As previously article (Security for Hadoop - Data Encryption) mentioned, data encryption is still not officially support .
Today I want to show you an interesting project call HadoopCryptoCompressor , which is a simple "compressor" for hadoop (really don't compress anythig) but enable you to encrypt your data with public key "AES/CBC/PKCS5Padding".
This project has also propose to Hadoop , The JIRA id is HADOOP-7857.
Unfortunately, the original version started by geisbruch is not work for me. so I decided try to fix it . And I also merge another branch (fork by ubiquitousthey ).

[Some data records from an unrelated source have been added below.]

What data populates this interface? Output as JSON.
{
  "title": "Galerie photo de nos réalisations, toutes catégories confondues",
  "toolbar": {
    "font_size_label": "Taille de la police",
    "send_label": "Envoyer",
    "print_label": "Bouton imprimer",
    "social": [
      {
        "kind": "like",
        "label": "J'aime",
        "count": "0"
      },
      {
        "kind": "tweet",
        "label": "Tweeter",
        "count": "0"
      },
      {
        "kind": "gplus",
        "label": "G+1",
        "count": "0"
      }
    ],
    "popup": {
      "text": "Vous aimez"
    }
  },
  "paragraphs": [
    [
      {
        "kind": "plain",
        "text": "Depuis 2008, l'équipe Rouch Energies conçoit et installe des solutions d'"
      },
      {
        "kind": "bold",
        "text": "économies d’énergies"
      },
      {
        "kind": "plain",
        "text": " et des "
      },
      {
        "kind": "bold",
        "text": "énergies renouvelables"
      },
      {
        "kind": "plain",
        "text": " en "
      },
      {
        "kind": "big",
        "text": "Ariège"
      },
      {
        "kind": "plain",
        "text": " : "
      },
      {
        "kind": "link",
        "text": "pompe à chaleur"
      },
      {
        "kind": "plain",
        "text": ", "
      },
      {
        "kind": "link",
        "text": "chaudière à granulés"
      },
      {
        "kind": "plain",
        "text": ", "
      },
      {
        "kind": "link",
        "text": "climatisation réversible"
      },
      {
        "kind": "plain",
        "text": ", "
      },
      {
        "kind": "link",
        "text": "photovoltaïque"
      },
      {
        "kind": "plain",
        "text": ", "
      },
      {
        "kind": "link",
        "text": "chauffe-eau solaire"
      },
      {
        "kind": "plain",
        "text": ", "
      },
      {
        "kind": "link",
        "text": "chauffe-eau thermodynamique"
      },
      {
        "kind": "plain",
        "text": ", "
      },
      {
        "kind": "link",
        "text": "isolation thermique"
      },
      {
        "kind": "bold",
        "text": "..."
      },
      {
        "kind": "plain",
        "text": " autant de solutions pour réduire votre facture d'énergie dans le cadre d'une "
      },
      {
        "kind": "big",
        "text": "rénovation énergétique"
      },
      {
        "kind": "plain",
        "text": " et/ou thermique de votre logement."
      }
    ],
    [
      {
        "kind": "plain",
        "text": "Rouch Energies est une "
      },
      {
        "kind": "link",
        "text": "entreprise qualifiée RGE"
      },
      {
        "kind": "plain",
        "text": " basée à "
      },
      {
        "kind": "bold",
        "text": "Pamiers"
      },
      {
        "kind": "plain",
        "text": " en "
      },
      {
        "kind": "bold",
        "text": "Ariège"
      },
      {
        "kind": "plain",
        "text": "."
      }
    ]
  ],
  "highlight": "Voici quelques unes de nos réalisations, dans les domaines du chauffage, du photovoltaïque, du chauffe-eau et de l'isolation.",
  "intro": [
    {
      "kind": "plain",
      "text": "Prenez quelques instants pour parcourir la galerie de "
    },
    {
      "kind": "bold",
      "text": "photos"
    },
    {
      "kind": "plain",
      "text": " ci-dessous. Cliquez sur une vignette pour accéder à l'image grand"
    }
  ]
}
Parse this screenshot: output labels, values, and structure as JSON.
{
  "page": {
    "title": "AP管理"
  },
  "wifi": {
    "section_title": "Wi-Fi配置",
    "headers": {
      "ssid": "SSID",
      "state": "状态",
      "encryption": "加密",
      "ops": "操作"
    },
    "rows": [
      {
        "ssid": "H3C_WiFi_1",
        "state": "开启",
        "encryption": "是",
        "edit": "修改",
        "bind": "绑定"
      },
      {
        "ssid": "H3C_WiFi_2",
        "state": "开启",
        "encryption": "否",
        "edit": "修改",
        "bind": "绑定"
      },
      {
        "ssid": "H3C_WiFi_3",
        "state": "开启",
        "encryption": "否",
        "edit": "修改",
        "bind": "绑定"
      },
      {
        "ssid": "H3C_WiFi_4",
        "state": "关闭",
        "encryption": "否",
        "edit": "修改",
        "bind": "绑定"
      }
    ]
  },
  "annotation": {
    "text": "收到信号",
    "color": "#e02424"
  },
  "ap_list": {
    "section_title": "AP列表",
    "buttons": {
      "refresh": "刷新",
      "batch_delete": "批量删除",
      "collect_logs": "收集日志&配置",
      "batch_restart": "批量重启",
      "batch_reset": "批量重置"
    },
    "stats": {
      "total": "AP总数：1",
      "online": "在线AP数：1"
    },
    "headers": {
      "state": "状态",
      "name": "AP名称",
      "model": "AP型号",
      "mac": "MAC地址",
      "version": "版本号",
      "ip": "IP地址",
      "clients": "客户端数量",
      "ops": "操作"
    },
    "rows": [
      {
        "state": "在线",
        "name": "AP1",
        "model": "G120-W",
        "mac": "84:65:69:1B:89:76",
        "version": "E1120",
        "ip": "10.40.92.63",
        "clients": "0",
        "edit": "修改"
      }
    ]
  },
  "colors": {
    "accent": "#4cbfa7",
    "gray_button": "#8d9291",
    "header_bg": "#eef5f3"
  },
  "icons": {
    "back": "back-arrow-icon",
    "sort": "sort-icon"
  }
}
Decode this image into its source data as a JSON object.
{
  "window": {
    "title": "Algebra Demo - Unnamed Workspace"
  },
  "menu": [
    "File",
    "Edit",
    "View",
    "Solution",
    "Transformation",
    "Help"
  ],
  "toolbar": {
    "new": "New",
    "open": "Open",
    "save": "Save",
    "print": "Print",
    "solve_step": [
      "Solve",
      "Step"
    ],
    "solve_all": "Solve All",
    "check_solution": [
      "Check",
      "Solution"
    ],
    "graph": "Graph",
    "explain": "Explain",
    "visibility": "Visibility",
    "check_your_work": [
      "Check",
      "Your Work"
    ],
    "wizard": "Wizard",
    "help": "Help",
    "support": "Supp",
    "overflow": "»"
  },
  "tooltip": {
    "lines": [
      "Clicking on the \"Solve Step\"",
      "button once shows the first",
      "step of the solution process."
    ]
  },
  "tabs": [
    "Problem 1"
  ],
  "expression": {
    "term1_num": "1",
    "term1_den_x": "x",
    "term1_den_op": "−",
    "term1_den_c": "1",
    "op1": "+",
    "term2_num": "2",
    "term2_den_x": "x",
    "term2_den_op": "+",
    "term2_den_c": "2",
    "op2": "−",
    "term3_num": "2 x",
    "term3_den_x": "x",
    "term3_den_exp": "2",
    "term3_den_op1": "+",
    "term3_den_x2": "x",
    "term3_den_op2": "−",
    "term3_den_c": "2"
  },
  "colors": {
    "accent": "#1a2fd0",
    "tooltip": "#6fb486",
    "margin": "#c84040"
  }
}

Here is my fork& Patch version - howie/HadoopCryptoCompressor , and I will show you how to use this plugin.
Tutorial
1. Install
1.1 Clone from Github# git clone https://github.com/howie/HadoopCryptoCompressor.git crypto
1.2 Build with Maven
# cd crypto # mvn install
Maven will generate HadoopCryptoCompressor-0.0.6-SNAPSHOT.jar at ../crypto/target/
1.3 Modify /etc/hadoop/conf/core-site.xml
io.compression.codecs org.apache.hadoop.io.compress.CryptoCodec,org.apache.hadoop.io.compress.GzipCodec,org.apache.hadoop.io.compress.DefaultCodec,com.hadoop.compression.lzo.LzoCodec,com.hadoop.compression.lzo.LzopCodec,org.apache.hadoop.io.compress.SnappyCodec
1.4 Copy jar to Hadoop Classpath
There are two way to copy HadoopCryptoCompressor-0.0.6-SNAPSHOT.jar to classpath
A. Maunally copy
Directly copy Jar to every machine's /usr/lib/hadoop/lib/ and Modify /etc/hadoop/conf/hadoop-env.sh
export HADOOP_CLASSPATH=/usr/lib/hadoop/lib/HadoopCryptoCompressor-0.0.6-SNAPSHOT.jar:${HADOOP_CLASSPATH}${JAVA_JDBC_LIBS}:${MAPREDUCE_LIBS}
Ps. this may not work in some full distributed environment.
B. Use -libjar to copy
Run some hadoop-example program such as wordcount with -libjar , hadoop will copy HadoopCryptoCompressor-0.0.6-SNAPSHOT.jar to each node's HADOOP_CLASSPATH
After install HadoopCryptoCompressor-0.0.6-SNAPSHOT.jar, Let's look into some scenario.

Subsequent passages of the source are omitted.